El camarlengo, cardenal Kevin Farrell, fue el encargado de presidir la ceremonia de traslado. Con voz serena, elevó una oración desde la capilla de Santa Marta: “Al dejar ahora este hogar, demos gracias al Señor por los innumerables dones que concedió al pueblo cristiano a través de su siervo, el Papa Francisco”. Sus palabras resonaron entre los muros de mármol con una fuerza que traspasó lo litúrgico y se instaló en el alma colectiva de los presentes.
Durante doce años de pontificado, Francisco supo navegar entre la tradición y la urgencia del cambio. Habló de ecología cuando pocos lo hacían, abrió puertas al diálogo interreligioso, y puso en el centro de su papado a los descartados del mundo: los migrantes, los pobres, los enfermos. Su liderazgo fue, en muchos sentidos, contracultural, pero profundamente evangélico.
Ahora, en la quietud majestuosa de la basílica, el pueblo católico le retribuye con oraciones, lágrimas y gratitud. No hay gritos, no hay clamores. Solo una fila interminable de fieles que avanzan en silencio, algunos con la mirada perdida en recuerdos, otros simplemente conmovidos por la presencia de quien fue su guía espiritual. Francisco no solo habló de misericordia: la vivió.

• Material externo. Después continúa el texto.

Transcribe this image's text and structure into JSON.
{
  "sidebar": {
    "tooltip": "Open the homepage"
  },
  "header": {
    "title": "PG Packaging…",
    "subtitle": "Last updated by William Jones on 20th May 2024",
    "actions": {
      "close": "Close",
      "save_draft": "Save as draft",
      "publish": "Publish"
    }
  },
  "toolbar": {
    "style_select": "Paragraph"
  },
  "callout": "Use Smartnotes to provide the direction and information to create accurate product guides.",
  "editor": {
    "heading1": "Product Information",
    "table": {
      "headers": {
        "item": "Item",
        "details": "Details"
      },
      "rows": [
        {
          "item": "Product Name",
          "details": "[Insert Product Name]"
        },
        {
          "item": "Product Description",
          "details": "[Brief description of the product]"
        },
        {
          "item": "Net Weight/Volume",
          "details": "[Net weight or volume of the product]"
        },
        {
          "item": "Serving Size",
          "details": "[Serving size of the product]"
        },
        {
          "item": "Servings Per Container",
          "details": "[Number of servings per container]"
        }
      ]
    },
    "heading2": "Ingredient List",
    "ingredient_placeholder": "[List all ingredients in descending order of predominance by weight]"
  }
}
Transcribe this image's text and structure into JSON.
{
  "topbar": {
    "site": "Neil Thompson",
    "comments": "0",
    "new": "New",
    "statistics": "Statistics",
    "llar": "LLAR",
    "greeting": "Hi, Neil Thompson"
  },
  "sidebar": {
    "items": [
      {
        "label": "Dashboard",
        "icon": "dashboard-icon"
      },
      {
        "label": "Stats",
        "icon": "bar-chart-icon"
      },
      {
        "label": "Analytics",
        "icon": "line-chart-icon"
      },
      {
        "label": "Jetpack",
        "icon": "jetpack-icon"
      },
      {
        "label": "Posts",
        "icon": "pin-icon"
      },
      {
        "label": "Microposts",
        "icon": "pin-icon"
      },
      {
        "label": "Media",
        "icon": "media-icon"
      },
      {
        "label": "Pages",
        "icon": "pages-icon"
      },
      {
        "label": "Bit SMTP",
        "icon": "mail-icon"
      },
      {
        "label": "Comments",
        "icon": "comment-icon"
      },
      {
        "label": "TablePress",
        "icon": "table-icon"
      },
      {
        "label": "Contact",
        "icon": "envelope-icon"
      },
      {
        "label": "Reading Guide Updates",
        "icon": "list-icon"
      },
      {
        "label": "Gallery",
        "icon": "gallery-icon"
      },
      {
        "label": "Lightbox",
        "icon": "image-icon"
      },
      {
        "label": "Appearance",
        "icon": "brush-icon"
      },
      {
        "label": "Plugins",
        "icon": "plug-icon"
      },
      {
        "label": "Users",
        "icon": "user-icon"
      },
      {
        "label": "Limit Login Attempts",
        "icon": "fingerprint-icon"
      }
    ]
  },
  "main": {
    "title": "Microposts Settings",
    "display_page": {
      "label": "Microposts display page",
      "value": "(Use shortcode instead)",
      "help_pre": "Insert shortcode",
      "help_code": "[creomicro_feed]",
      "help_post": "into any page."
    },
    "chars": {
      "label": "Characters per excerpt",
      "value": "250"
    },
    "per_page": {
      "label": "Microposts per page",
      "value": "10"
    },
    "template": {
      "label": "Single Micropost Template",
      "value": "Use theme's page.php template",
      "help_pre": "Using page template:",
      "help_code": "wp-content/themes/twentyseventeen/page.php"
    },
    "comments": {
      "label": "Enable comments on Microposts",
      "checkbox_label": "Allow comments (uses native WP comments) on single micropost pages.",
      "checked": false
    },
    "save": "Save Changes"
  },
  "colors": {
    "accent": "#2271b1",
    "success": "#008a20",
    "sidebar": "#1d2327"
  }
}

En los días venideros, el mundo reflexionará sobre su herencia. Pero en este momento de recogimiento, Roma y la Iglesia universal abrazan a su pastor una última vez. Y mientras el incienso se eleva hacia la cúpula de Miguel Ángel, una certeza queda flotando en el aire: Francisco fue, y seguirá siendo, un faro para quienes buscan esperanza, justicia y paz.